Have you been in this situation? I first thought about writing a "randomize" function myself, but then I realized there is no end on how sophisticated this can be done (for example, offsetting time-stamps without losing order). Maybe there is already a defined method or tool?
Thanks to everyone who contributes to [r]-tag here at Stack Overflow!
One way to do this is with match. First I make a small dataframe:
foo <- data.frame( person=c("Mickey","Donald","Daisy","Scrooge"), score=rnorm(4))
foo
person score
1 Mickey -0.07891709
2 Donald 0.88678481
3 Daisy 0.11697127
4 Scrooge 0.31863009
Then I make a key:
set.seed(100)
key <- as.character(foo$person[sample(1:nrow(foo))])
You must save this key obviously somewhere.
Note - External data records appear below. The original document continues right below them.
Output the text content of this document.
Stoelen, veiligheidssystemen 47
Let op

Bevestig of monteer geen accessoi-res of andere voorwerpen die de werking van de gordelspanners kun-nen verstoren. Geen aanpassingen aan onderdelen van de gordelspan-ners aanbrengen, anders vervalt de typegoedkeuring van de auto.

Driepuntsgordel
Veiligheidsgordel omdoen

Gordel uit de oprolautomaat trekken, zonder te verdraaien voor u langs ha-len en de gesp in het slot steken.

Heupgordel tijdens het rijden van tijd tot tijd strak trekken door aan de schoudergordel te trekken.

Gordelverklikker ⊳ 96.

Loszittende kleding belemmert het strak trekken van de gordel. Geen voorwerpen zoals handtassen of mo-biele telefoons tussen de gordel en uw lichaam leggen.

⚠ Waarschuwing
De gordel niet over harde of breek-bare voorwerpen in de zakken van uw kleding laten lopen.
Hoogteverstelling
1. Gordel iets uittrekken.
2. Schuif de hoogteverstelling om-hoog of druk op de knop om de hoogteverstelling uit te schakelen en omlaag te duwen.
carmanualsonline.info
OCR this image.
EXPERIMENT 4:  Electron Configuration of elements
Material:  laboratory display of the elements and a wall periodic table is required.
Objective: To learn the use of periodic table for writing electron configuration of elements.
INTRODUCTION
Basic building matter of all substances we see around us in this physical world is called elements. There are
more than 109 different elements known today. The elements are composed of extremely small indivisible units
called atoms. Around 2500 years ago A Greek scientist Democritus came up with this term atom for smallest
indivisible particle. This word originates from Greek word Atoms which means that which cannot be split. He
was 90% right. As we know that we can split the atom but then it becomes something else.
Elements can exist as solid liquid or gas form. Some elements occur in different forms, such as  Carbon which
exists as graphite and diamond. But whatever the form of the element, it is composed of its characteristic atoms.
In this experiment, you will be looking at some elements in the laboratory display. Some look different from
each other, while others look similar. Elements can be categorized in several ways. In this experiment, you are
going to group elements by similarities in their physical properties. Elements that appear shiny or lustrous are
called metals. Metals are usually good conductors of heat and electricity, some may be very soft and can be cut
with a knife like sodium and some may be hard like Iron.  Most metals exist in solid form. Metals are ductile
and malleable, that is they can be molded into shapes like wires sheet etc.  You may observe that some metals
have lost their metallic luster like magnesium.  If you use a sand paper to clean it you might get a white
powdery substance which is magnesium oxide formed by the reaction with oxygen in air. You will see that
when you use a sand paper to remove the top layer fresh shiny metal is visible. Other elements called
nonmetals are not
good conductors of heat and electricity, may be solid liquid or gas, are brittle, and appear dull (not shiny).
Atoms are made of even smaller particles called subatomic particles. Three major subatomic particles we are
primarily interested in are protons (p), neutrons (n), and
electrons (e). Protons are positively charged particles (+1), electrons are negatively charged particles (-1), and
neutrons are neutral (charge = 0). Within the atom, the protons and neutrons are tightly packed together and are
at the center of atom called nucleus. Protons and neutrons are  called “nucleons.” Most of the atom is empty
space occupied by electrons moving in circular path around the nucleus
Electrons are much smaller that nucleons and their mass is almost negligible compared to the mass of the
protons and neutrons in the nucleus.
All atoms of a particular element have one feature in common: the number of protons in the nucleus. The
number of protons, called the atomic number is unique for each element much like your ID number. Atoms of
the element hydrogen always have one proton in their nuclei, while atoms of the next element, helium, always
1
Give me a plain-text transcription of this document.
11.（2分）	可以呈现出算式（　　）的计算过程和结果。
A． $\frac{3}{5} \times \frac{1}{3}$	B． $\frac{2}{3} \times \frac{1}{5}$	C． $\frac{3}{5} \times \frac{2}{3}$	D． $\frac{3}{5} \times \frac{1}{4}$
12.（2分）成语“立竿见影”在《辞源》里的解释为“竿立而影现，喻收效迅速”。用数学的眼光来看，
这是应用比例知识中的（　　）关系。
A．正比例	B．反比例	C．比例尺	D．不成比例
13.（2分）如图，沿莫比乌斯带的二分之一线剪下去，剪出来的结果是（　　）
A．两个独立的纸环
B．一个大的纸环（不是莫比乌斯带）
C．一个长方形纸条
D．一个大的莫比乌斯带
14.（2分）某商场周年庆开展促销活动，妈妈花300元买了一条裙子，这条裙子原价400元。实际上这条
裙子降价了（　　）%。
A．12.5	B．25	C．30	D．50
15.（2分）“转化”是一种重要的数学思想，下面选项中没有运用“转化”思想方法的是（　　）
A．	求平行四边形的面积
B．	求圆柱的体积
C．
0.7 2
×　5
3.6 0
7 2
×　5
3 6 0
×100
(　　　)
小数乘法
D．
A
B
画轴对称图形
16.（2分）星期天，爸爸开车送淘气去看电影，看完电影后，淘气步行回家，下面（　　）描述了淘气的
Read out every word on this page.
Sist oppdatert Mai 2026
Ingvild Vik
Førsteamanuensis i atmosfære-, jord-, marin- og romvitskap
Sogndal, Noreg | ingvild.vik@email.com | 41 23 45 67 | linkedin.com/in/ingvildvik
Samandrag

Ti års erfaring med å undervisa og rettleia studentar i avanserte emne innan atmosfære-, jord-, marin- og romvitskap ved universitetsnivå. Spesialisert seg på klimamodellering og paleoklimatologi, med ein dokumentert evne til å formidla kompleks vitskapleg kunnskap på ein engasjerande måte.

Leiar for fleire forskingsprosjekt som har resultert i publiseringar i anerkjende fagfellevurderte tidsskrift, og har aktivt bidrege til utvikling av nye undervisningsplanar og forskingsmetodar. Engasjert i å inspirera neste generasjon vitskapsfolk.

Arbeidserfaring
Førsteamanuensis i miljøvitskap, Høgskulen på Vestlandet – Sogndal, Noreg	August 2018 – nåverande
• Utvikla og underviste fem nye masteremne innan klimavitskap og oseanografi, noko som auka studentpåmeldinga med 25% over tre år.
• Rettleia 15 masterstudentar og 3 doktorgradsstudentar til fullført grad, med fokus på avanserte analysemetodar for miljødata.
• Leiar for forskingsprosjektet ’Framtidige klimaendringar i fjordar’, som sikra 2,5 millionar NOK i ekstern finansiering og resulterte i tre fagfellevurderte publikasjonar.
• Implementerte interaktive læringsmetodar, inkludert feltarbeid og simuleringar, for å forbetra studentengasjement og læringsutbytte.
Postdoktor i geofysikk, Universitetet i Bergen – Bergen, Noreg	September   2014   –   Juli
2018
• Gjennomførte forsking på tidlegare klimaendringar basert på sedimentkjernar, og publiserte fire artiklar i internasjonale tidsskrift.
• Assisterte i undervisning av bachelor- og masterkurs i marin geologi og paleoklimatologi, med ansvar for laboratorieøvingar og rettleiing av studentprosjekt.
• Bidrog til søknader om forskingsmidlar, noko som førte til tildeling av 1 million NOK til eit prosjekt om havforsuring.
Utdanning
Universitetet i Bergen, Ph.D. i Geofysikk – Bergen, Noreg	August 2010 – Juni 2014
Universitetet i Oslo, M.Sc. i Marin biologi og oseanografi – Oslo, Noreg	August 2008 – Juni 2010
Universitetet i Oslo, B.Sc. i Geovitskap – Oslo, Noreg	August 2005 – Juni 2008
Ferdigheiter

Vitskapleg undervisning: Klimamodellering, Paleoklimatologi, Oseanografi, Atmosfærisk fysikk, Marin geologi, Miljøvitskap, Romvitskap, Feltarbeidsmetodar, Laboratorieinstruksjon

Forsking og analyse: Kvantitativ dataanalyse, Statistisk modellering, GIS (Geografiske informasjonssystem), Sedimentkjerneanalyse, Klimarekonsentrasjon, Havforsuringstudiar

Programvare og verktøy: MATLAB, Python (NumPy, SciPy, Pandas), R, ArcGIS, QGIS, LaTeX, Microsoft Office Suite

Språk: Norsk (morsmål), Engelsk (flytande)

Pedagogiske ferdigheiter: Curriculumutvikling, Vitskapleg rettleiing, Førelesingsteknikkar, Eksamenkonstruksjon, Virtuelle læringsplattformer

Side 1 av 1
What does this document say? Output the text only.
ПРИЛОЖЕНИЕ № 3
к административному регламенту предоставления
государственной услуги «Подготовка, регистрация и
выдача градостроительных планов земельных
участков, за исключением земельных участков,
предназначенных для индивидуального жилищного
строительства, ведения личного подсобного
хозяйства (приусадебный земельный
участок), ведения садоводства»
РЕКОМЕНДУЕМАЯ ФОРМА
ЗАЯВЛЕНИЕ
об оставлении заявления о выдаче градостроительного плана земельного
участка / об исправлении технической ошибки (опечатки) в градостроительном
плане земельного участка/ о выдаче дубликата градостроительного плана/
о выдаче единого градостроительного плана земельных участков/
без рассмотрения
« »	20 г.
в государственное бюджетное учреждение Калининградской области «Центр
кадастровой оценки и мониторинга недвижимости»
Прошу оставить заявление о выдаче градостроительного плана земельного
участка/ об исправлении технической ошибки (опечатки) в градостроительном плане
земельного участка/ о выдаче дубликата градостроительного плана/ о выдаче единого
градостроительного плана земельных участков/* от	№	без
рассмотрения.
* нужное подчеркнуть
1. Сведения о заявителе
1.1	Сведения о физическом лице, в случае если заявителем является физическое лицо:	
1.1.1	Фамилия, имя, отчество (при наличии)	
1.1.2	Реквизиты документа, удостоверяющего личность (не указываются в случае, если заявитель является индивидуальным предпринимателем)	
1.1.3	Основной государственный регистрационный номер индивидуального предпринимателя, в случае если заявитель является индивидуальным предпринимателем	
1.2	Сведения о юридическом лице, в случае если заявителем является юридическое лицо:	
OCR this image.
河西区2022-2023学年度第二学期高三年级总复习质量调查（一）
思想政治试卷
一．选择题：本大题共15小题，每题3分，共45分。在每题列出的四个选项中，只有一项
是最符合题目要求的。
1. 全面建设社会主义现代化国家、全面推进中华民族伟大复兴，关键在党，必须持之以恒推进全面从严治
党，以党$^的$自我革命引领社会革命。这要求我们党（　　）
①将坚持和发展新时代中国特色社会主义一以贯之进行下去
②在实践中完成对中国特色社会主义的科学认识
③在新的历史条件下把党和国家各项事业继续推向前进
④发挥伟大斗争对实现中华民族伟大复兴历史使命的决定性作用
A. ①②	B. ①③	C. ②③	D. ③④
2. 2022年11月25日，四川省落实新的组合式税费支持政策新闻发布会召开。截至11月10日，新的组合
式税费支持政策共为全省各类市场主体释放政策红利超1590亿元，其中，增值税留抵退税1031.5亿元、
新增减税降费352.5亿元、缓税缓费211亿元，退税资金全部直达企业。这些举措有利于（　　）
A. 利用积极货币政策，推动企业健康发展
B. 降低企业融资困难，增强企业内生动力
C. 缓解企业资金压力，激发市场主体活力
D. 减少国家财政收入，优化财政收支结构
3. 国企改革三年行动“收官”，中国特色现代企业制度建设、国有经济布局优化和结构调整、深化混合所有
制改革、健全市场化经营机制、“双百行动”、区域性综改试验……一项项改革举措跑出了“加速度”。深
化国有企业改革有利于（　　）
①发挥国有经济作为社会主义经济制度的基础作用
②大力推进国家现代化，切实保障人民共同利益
Now I can encode the persons:
foo$person <- match(foo$person, key)
foo
person score
1 2 0.3186301
2 1 -0.5817907
3 4 0.7145327
4 3 -0.8252594
If I want the person names again I can index the key:
key[foo$person]
[1] "Mickey" "Donald" "Daisy" "Scrooge"
Or use tranform, this also works if the data is changed as long as the person ID remains the same:
foo <-rbind(foo,foo[sample(1:4),],foo[sample(1:4,2),],foo)
foo
person score
1 2 0.3186301
2 1 -0.5817907
3 4 0.7145327
4 3 -0.8252594
21 1 -0.5817907
41 3 -0.8252594
31 4 0.7145327
15 2 0.3186301
32 4 0.7145327
16 2 0.3186301
11 2 0.3186301
12 1 -0.5817907
13 4 0.7145327
14 3 -0.8252594
transform(foo, person=key[person])
person score
1 Mickey 0.3186301
2 Donald -0.5817907
3 Daisy 0.7145327
4 Scrooge -0.8252594
21 Donald -0.5817907
41 Scrooge -0.8252594
31 Daisy 0.7145327
15 Mickey 0.3186301
32 Daisy 0.7145327
16 Mickey 0.3186301
11 Mickey 0.3186301
12 Donald -0.5817907
13 Daisy 0.7145327
14 Scrooge -0.8252594
Can you simply assign a GUID to the row from which you have removed all of the sensitive information? As long as your colleagues lacking the security clearance don't mess with the GUID, you'd be able to incorporate any changes and additions they may make simply by joining on the GUID. Then it becomes simply a matter of generating bogus ersatz values for the columns whose data you have purged. LastName1, LastName2, City1, City2, etc etc. EDIT: You'd have a table for each purged column, e.g. City, State, Zip, FirstName, LastName each of which contains the distinct set of the real classified values in that column and an integer value. So that "Jones" could be represented in the sanitized dataset as, say, LastName22, "Schenectady" as City343, "90210" as Zipcode716. This would give your colleagues valid values to work with (e.g. they'd have the same number of distinct cities as your real data, just with anonymized names) and the interrelationships of the anonymized data are preserved.. EDIT2: if the goal is to give your colleagues sanitized data that is still statistically meaningful, then date columns would require special processing. E.g. if your colleagues need to do statistical computations on the age of the person, you have to give them something close to the original date, not so close that it could be revealing, yet not so far that it could skew the analysis.
Sounds like Statistical Disclosure Control problem. Take a look at sdcMicro package.
EDIT: Just realized that you have slightly different problem. The point of Statistical Disclosure Control is to "damage" data so that the risk of disclosure is reduced. By "damaging" data you are loosing some information - this is the price you are paying for reduced risk of disclosure. Your data will contain less information - so your analysis can give different or less results as analysis done on original data.
Depends on what you are going to do with your data.